A Sunday drive in the country changed everything.
Marie spied an ad for a historic farm for sale, located just 20 minutes south of the Atlanta airport. The couple, with three daughters, ages 3, 5 and 7, had no intention of buying, but they were curious to see open land so close to an urban center. The Nygrens connected with the sellers on that lazy day in the country and fell in love with the circa-1905 farmstead. After buying the 60-acre property, weekend visits became more frequent, and Steve noticed a value shift — a connection to nature and community. "It was an eye opener for me, watching our family leave this fabulous house in the city," he says. "My girls could hardly wait to get out here, where we had no toys except a puzzle for rainy days."
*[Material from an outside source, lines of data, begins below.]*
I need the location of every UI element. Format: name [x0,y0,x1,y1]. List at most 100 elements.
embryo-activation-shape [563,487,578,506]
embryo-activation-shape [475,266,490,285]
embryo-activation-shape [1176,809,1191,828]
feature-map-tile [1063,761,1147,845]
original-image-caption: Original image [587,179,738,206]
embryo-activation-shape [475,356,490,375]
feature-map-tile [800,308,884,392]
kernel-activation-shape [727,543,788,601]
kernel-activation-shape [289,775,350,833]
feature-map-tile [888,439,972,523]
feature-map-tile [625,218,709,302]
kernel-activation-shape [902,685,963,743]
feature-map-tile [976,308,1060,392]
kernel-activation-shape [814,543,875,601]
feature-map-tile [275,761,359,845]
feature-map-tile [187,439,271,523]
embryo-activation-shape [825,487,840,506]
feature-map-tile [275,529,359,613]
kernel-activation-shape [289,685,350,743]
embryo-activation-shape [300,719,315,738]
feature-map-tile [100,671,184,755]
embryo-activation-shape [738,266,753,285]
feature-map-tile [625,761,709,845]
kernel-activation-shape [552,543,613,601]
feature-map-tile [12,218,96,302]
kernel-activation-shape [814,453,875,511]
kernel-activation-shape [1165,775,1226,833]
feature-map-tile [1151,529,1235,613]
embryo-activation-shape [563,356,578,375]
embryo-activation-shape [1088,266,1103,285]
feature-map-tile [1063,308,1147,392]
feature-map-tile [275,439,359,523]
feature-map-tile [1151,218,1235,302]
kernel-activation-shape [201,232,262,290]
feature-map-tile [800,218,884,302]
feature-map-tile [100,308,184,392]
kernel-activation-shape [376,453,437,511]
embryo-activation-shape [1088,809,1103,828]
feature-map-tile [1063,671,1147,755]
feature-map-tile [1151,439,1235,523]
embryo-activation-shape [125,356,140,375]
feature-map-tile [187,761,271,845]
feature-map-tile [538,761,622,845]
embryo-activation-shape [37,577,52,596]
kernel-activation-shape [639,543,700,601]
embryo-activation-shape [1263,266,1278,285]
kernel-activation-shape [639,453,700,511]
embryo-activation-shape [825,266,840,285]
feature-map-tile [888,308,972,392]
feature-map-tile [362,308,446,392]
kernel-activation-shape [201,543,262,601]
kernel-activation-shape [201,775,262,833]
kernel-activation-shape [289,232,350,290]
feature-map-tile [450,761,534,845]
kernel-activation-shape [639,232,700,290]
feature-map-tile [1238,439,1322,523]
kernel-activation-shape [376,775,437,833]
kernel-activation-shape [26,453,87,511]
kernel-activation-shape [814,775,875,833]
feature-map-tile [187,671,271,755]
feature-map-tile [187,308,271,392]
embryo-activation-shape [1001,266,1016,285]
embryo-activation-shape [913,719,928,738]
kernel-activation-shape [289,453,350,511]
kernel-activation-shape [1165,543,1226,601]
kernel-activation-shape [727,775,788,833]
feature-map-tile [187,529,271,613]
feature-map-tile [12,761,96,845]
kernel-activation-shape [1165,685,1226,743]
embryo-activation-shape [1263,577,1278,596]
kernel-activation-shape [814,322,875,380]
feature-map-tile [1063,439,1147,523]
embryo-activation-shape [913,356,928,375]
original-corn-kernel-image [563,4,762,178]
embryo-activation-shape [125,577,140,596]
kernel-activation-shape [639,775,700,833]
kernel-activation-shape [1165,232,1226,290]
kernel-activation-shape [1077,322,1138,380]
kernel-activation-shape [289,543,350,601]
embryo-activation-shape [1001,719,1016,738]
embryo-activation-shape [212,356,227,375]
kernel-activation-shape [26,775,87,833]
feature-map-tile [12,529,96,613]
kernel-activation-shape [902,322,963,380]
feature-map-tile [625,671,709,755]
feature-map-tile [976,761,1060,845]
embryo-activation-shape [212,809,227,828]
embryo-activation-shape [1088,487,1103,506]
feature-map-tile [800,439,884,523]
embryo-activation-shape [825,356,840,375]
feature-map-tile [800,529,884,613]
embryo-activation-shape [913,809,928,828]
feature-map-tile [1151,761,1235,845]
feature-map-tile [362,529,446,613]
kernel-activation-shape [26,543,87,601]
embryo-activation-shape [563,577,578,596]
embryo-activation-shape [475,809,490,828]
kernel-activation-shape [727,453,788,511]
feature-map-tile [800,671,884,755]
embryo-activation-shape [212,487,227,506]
In 1994, the Nygrens sold their city home, walked away from business and community responsibilities in Atlanta, and settled full-time at the farm, where a small bed-and-breakfast business satisfied their creative impulse. Six years later, encroaching development prompted Steve to purchase land surrounding his farmstead and join partners in the formation of Chattahoochee Hills, a 40,000-acre city in which 70 percent of the acreage is protected from development.
Serenbe, a 1,000-acre community that includes the Nygrens' original farmstead-turned-inn-and-restaurant, is the first hamlet to exist within Chattahoochee Hills. Marie conjoined two words, "serenity" and "be," to coin the community's name. "Everything we were searching for was here, and we could slow down and simply be," says Steve. "If you spend an afternoon, a weekend or a lifetime at Serenbe, I hope that's what you will discover."